Thermally encapsulated phenothiazine@MWCNT cathode for aqueous zinc ion battery

Phenothiazine is a p-type cathode that follows the anion pairing mechanism, where the electrode undergoes extensive expansion and contraction during cycling, which deleteriously affects the battery performance. Herein, we tried to improve the electrode stability without compensating the electrical conductivity and the redox properties of the material. We followed the low-temperature solution-phase thermal encapsulation of the molecules inside the multi-walled carbon nanotubes (MWCNT). This method effectively improved the electrical conductivity, inhibited the massive loss of the active material, and alleviated the adverse effects on the cathode. The initial specific capacitance for the neat phenothiazine was found to be 145.2 mA h g(-1) at the current density of 100 mA g(-1)versus Zn/Zn2+. The electrode was modified by low-tsemperature solution-phase thermal encapsulation and the specific capacities were found to be 239.5, 177.1, 151.1, 123.5, 90.0, 42.02 mA h g(-1) at the respective current densities of 50, 100, 200, 300, 400 and 500 mA g(-1).
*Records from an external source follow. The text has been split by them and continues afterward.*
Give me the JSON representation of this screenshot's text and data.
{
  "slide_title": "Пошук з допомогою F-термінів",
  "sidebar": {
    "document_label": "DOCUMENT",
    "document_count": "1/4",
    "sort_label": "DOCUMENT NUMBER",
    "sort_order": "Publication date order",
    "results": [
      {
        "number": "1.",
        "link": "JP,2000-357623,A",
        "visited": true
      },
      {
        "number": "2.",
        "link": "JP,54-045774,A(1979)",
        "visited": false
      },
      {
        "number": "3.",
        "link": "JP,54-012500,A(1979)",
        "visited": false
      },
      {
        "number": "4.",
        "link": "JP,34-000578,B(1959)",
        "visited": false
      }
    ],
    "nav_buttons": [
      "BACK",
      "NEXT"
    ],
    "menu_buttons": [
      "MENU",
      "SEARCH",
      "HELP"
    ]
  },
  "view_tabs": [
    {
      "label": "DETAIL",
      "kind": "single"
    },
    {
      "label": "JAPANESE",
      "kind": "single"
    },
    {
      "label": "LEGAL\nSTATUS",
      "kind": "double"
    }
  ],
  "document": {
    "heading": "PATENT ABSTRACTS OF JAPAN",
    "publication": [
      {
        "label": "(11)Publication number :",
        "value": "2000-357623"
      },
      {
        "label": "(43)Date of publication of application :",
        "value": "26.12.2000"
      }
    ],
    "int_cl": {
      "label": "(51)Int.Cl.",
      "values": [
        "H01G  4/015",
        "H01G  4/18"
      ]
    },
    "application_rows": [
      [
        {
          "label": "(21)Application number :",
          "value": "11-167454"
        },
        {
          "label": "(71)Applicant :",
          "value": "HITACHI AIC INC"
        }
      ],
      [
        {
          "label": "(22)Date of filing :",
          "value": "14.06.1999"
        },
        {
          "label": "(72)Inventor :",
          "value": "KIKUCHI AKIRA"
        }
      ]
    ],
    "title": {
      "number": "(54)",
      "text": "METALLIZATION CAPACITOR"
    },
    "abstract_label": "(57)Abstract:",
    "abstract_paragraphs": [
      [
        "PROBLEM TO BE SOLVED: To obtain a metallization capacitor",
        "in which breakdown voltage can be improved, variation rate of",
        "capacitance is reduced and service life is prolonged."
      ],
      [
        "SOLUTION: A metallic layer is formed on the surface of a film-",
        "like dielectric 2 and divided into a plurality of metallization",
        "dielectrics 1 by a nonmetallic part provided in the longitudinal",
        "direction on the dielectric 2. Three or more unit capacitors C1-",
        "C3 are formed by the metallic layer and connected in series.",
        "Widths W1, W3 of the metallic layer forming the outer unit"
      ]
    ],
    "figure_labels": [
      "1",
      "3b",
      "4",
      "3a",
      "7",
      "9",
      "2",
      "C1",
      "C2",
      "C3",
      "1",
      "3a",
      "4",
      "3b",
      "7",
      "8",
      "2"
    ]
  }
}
The battery performance was further improved by suppressing dendrite formation at the anode using an ethylene glycol additive. In 2000 charging-discharging cycles at a current density of 300 mA g(-1), the encapsulated material with a 1 : 1 water ethylene glycol mixture showed a specific capacity of 123.5 mA h g(-1). Thus, we inferred that low-temperature thermal encapsulation is an efficient, non-destructive, and green method for acquiring excellent electrode stability for small organic molecules.

Automated summary

Low-temperature solution-phase thermal encapsulation is an efficient method for improving electrode stability in phenothiazine cathodes without compromising electrical conductivity and redox properties, leading to enhanced battery performance.